Montez found K.D. Nixon for a 12-yard reception on the very next play, and freshman kicker Evan Price booted a 37-yard field goal as time expired to give CU a 16-13 win that kept its slim bowl hopes alive.

“Big time players make big-time plays in crunchtime,” CU coach Mel Tucker said of Shenault’s run. “And that’s what that was.”

In a season riddled with “setbacks,” Shenault has often been the weapon the Buffs turn to only when they absolutely need a play — when he’s available.

He missed most of the team’s win at Arizona State in Week 4 after straining a core muscle. He has spent the rest of the season managing that and other injuries that have piled up along the way.

CU announced Shenault was questionable to return at the start of the second half after he injured his knee running over a Stanford tackler on the Buffs’ final drive of the second quarter. One play into CU’s first drive of the third quarter, however, Shenault was back on the field and grabbing his seventh reception of the game. He finished with a game-high eight receptions for 91 yards.

“I’ve said it every week, he’s a tough kid and he cares about this team and he’s going to give us what he’s got,” Tucker said. “He’s going to show up for us, and that (fourth-down play) was a prime example.”

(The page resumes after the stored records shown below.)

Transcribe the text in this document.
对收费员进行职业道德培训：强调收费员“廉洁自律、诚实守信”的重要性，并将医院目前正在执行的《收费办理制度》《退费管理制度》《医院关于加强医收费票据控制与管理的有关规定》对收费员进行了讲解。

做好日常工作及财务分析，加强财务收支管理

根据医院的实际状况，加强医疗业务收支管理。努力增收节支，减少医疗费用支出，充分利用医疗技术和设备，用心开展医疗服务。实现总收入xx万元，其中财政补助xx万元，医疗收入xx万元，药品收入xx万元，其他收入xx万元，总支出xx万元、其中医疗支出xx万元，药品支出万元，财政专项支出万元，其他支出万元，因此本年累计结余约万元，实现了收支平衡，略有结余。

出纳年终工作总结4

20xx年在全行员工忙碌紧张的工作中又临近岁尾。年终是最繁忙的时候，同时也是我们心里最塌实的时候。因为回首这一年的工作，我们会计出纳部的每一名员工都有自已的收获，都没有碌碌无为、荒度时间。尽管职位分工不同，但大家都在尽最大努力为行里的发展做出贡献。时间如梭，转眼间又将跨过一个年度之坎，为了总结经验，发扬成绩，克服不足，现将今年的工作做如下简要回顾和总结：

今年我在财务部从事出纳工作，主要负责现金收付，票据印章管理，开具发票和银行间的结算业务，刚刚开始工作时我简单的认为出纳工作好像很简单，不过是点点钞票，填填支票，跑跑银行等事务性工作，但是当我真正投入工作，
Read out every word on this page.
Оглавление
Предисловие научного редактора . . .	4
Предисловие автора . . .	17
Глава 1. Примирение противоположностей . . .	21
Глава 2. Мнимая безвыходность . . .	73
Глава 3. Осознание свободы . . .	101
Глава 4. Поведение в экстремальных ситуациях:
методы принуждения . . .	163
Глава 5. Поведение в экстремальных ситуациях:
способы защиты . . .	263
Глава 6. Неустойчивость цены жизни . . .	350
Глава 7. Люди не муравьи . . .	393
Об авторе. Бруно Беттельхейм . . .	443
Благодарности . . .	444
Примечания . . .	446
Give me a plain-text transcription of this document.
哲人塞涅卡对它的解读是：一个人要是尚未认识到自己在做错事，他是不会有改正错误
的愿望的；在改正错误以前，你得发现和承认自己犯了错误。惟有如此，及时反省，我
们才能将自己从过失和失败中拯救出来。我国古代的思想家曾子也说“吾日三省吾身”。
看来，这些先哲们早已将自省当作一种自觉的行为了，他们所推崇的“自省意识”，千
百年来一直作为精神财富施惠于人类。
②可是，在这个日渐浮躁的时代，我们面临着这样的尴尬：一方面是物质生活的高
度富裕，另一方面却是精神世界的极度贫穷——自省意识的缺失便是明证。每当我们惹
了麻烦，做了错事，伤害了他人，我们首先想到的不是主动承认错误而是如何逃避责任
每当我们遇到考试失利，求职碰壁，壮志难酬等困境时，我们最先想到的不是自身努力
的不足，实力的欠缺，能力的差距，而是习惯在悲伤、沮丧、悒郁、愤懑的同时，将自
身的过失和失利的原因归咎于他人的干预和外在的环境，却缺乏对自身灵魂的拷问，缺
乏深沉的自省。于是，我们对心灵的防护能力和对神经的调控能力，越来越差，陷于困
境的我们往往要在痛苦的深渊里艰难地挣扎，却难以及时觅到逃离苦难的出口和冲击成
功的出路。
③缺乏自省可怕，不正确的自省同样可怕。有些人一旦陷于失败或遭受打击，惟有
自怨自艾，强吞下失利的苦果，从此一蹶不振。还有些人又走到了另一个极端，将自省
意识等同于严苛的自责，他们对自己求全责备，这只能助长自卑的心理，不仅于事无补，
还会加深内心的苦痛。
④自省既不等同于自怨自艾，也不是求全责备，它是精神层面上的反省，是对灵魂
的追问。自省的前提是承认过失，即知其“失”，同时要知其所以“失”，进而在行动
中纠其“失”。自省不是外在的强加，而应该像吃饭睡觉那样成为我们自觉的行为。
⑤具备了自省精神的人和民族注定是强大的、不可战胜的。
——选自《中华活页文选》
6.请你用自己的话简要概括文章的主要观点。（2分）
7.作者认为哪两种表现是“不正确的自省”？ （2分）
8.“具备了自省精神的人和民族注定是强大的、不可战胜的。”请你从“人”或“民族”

In pain throughout, Shenault spent most of the second half operating as a decoy for the Buffs, often lining up opposite Stanford’s shutdown cornerback Paulson Adebo.

He ran a similar fly sweep motion on a fourth-and-short play early in the fourth quarter, but the handoff instead went to Alex Fontenot for a first down. Shenault limped back off the field, and Price’s 23-yard field goal tied the game at 13-all six plays later.

When the day was done and the Buffs had stormed the field in victory, Shenault could only watch from the other end of the sideline, thankful that CU had finally pulled one out.

In a season defined by his willingness to play through pain, Shenault isn’t about to give up.

“I can’t quit now,” Shenault said. “There’s no point in quitting, so I’m going to give my all any chance, any way humanly possible. … I was just raised the right way — keep going, keep pushing.”